The newly-resurfaced individuals may view America as a tight-knit police state. Trotsky For Beginners(Their reception in 4400 only encourages it. The police lock them up, not with joyous family members but with scowling eyes.Are there any charges? We don’t need no stinking charges!) in a hotel—not even in rooms, but the lobby. Claudette sings Little Richard in an attempt to relieve the boredom. LucilleOn the lobby piano the cops beat the crap out of her. The joint chiefs of custody—policeman Jharrel (Joseph David-Jones, Arrow) and social worker Keisha (Ireon Roach, the 2021 edition of Candyman)—are like good-cop/bad-cop prison wardens.
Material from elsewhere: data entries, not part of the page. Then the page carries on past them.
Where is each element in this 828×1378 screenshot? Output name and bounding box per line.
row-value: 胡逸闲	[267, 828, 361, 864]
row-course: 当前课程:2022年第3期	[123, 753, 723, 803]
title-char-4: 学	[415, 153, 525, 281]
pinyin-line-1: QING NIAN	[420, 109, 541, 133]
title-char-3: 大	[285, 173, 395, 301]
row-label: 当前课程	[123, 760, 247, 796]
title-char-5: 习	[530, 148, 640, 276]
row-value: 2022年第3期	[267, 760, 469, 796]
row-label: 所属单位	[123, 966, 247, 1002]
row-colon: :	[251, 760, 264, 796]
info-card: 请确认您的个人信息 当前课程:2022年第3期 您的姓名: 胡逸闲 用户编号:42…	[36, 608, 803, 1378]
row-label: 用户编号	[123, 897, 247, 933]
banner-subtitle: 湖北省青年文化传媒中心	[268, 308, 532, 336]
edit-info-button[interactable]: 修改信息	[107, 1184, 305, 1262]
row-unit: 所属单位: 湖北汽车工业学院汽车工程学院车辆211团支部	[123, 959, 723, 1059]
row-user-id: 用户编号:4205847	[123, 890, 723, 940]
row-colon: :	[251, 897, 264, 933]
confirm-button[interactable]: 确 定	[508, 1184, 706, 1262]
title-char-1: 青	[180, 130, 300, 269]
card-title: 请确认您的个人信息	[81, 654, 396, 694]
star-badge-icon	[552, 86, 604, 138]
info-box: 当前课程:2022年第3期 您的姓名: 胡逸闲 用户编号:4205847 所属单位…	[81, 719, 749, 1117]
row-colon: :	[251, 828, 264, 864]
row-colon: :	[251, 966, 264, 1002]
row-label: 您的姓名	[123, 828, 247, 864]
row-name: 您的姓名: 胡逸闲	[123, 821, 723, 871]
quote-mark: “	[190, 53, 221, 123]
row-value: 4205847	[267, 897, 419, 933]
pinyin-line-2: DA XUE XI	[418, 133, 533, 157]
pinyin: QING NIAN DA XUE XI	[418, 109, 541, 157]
Sometimes, those who return from captivity find that their greetings aren’t as friendly at home when they do manage to escape. Shanice’s daughter and husband (a bright schoolkid who left with Shanice, but now an unhappy teenager) still view her bitterly as a runaway mother who never even left a note. Credit to 4400For being open to wandering off-message from time to time,’s writers are to be commended for not only abandoning politics but also considering the consequences of unwittingly traveling through time. A debate about Ruth Bader Ginsburg has been one of our most entertaining. This argument ranges from respective RIPs to you-are-you!daftWhat? replies from women who vanished decades ago before the Supreme Court was founded. Not to mention the puzzled and semi-contemptuous jibe from Claudette at all the acid complains about one particular set of police confiscations: “Y’all have a real surprising attachment to Telephones now.” These moments make me think 4400 can keep from being crushed by the predictability of its political affections or its possibly used-up plot device.